Le désordre croissant qui règne dans la vieille Europe, et surtout dans la zone euro est à terme un avantage certain pour les intérêts des Etats-Unis mais un danger relatif actuellement à court terme (pour eux).
En effet, beaucoup d’Américains ont investi imprudemment dans des entreprises et dans des bons des Trésors de la zone euro (cf. Pimco) sans tenir compte de certains fondamentaux pourris : d’après une dépêche Reuters, les engagements des grandes banques américaines en Europe se monteraient à 1 500 milliards de dollars !
Comme je l’ai écrit à maintes reprises, les entreprises de la zone euro, et c’est surtout le cas en France, ne comptabilisent pas les engagements de retraite à leur juste valeur, ce qui fait apparaitre des bénéfices qui ne devraient pas exister.
Ce biais important conduit ainsi à de mauvaises évaluations des sociétés qui ne se révèlent qu’au moment où tout s’écroule.
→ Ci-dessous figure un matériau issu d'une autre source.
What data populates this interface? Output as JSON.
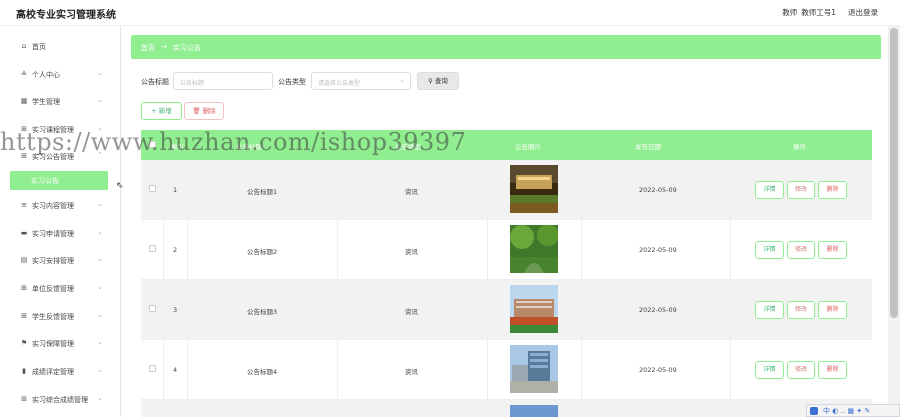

La sous-évaluation apparente actuelle des sociétés cotées en France correspond en réalité à une certaine surévaluation. Dans ces conditions, la chute du CAC 40, supérieure aux autres grands indices d’actions (y compris le Dax), est normale.
Le surendettement officiel des Etats de la zone euro et la sous-évaluation de leurs charges (en particulier de retraite) conduisent également à une surévaluation des bons de leurs Trésors, d’autant plus que les banques (commerciales et même centrales) rachètent des bons des pays les plus faibles de la zone euro.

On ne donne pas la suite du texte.